Oftentimes the novelty of technology can mask the more important reasons for learning, and general cognitive patterns. In response, we created a kind of spectrum moving left to right from passive consumption, to more active collaboration, to original production. Each activity or task is also paired with a suggested app in bold, though other apps could fill the roles shown.
Note, some of these aren’t necessarily specific to the iPad and could be accomplished on other devices (which should make them useful as ideas even if you don’t use iPads in your school. The graphic at the bottom is nearly ten years old and many of the ideas are dated and/or the apps may not exist anymore, so we’ve updated the post with some new ideas (text before the graphic) but kept the graphic for the ideas that are still applicable today.
Ways To Use The iPad In The Classroom By Complexity
Create layered documents using Google Docs.
Use Animatic to create a simple animation for a video.
Use Luminos to learn about celestial patterns from an astronomical or geometrical perspective.
Use Keynote (or PowerPoint or Google Slides) to create a presentation.
Use Loom to capture a screencast–a pre-recording of the presentation from #4, for example.

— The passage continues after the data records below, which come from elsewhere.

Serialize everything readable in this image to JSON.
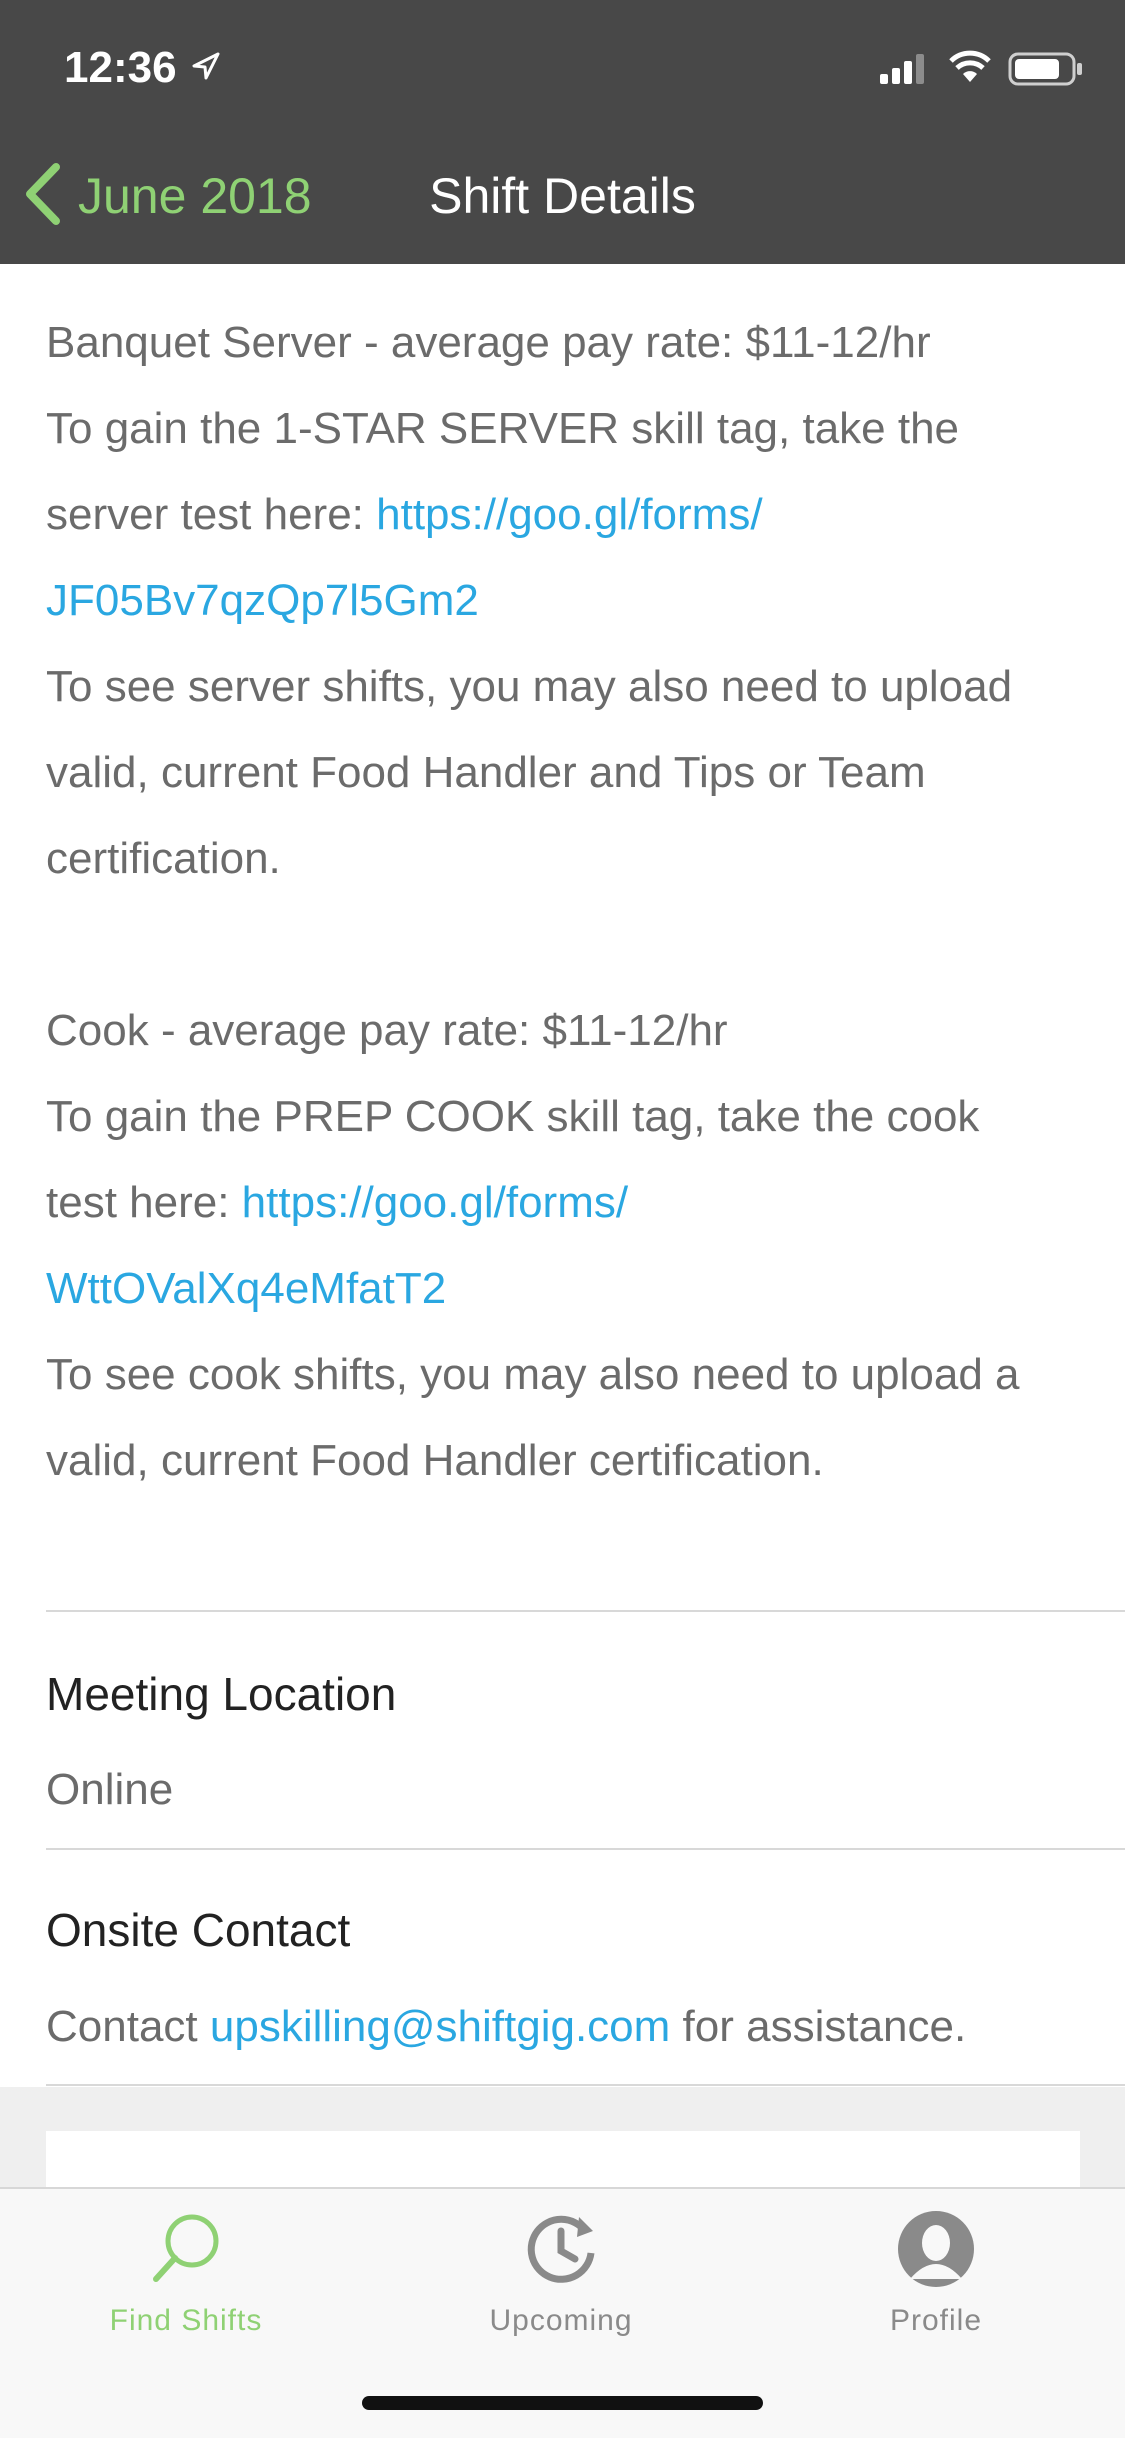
{
  "status_bar": {
    "time": "12:36"
  },
  "nav": {
    "back_label": "June 2018",
    "title": "Shift Details"
  },
  "description": {
    "lines": [
      [
        {
          "text": "Banquet Server - average pay rate: $11-12/hr",
          "link": false
        }
      ],
      [
        {
          "text": "To gain the 1-STAR SERVER skill tag, take the",
          "link": false
        }
      ],
      [
        {
          "text": "server test here: ",
          "link": false
        },
        {
          "text": "https://goo.gl/forms/",
          "link": true
        }
      ],
      [
        {
          "text": "JF05Bv7qzQp7l5Gm2",
          "link": true
        }
      ],
      [
        {
          "text": "To see server shifts, you may also need to upload",
          "link": false
        }
      ],
      [
        {
          "text": "valid, current Food Handler and Tips or Team",
          "link": false
        }
      ],
      [
        {
          "text": "certification.",
          "link": false
        }
      ],
      [],
      [
        {
          "text": "Cook - average pay rate: $11-12/hr",
          "link": false
        }
      ],
      [
        {
          "text": "To gain the PREP COOK skill tag, take the cook",
          "link": false
        }
      ],
      [
        {
          "text": "test here: ",
          "link": false
        },
        {
          "text": "https://goo.gl/forms/",
          "link": true
        }
      ],
      [
        {
          "text": "WttOValXq4eMfatT2",
          "link": true
        }
      ],
      [
        {
          "text": "To see cook shifts, you may also need to upload a",
          "link": false
        }
      ],
      [
        {
          "text": "valid, current Food Handler certification.",
          "link": false
        }
      ]
    ]
  },
  "meeting_location": {
    "title": "Meeting Location",
    "value": "Online"
  },
  "onsite_contact": {
    "title": "Onsite Contact",
    "prefix": "Contact ",
    "email": "upskilling@shiftgig.com",
    "suffix": " for assistance."
  },
  "tabs": [
    {
      "label": "Find Shifts",
      "icon": "search-icon",
      "active": true
    },
    {
      "label": "Upcoming",
      "icon": "clock-history-icon",
      "active": false
    },
    {
      "label": "Profile",
      "icon": "profile-icon",
      "active": false
    }
  ],
  "colors": {
    "header_bg": "#484848",
    "accent_green": "#8fd174",
    "link_blue": "#2aa7e1",
    "inactive_tab": "#8a8a8a"
  }
}
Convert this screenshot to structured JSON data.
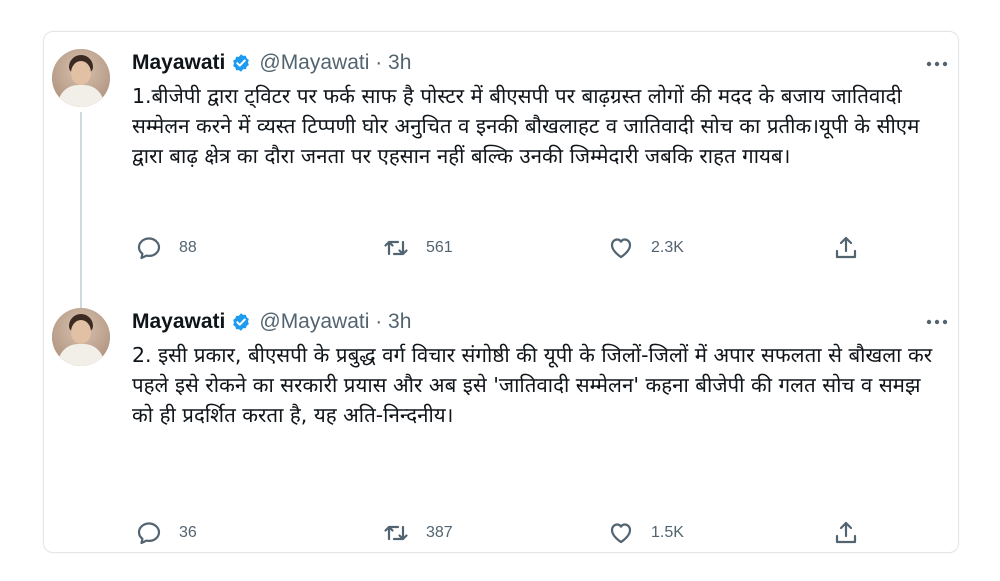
{
  "tweets": [
    {
      "name": "Mayawati",
      "handle": "@Mayawati · 3h",
      "text": "1.बीजेपी द्वारा ट्विटर पर फर्क साफ है पोस्टर में बीएसपी पर बाढ़ग्रस्त लोगों की मदद के बजाय जातिवादी सम्मेलन करने में व्यस्त टिप्पणी घोर अनुचित व इनकी बौखलाहट व जातिवादी सोच का प्रतीक।यूपी के सीएम द्वारा बाढ़ क्षेत्र का दौरा जनता पर एहसान नहीं बल्कि उनकी जिम्मेदारी जबकि राहत गायब।",
      "reply_count": "88",
      "retweet_count": "561",
      "like_count": "2.3K"
    },
    {
      "name": "Mayawati",
      "handle": "@Mayawati · 3h",
      "text": "2. इसी प्रकार, बीएसपी के प्रबुद्ध वर्ग विचार संगोष्ठी की यूपी के जिलों-जिलों में अपार सफलता से बौखला कर पहले इसे रोकने का सरकारी प्रयास और अब इसे 'जातिवादी सम्मेलन' कहना बीजेपी की गलत सोच व समझ को ही प्रदर्शित करता है, यह अति-निन्दनीय।",
      "reply_count": "36",
      "retweet_count": "387",
      "like_count": "1.5K"
    }
  ],
  "icons": {
    "verified": "verified-badge-icon",
    "more": "more-options-icon",
    "reply": "reply-icon",
    "retweet": "retweet-icon",
    "like": "like-icon",
    "share": "share-icon"
  },
  "colors": {
    "verified_blue": "#1d9bf0",
    "text_primary": "#0f1419",
    "text_secondary": "#536471",
    "thread_line": "#cfd9de"
  }
}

Use Microsoft OneNote to take notes on a per class, per project, or per assignment level. Note, there are dozens of quality notetaking apps for the iPad, including Noteshelf, Goodnotes, Hypernotes, and more.
Plan a project-based learning brainstorming session–or even the project itself–use a Gantt format on Trello.
Use feedly to create a daily ‘skimmable’ news feed based on a specific topic, content area, etc.
Play Civilization VI to learn about historical empires, imperialism, political strategies, etc.
Play Minecraft or Minecraft for Education to create architectural designs, practice community planning, etc.
Use apps like ComiXology, Audible, Epic, Newsela, or others to find high-interest reading material for hesitant readers or new forms of reading to challenge strong readers.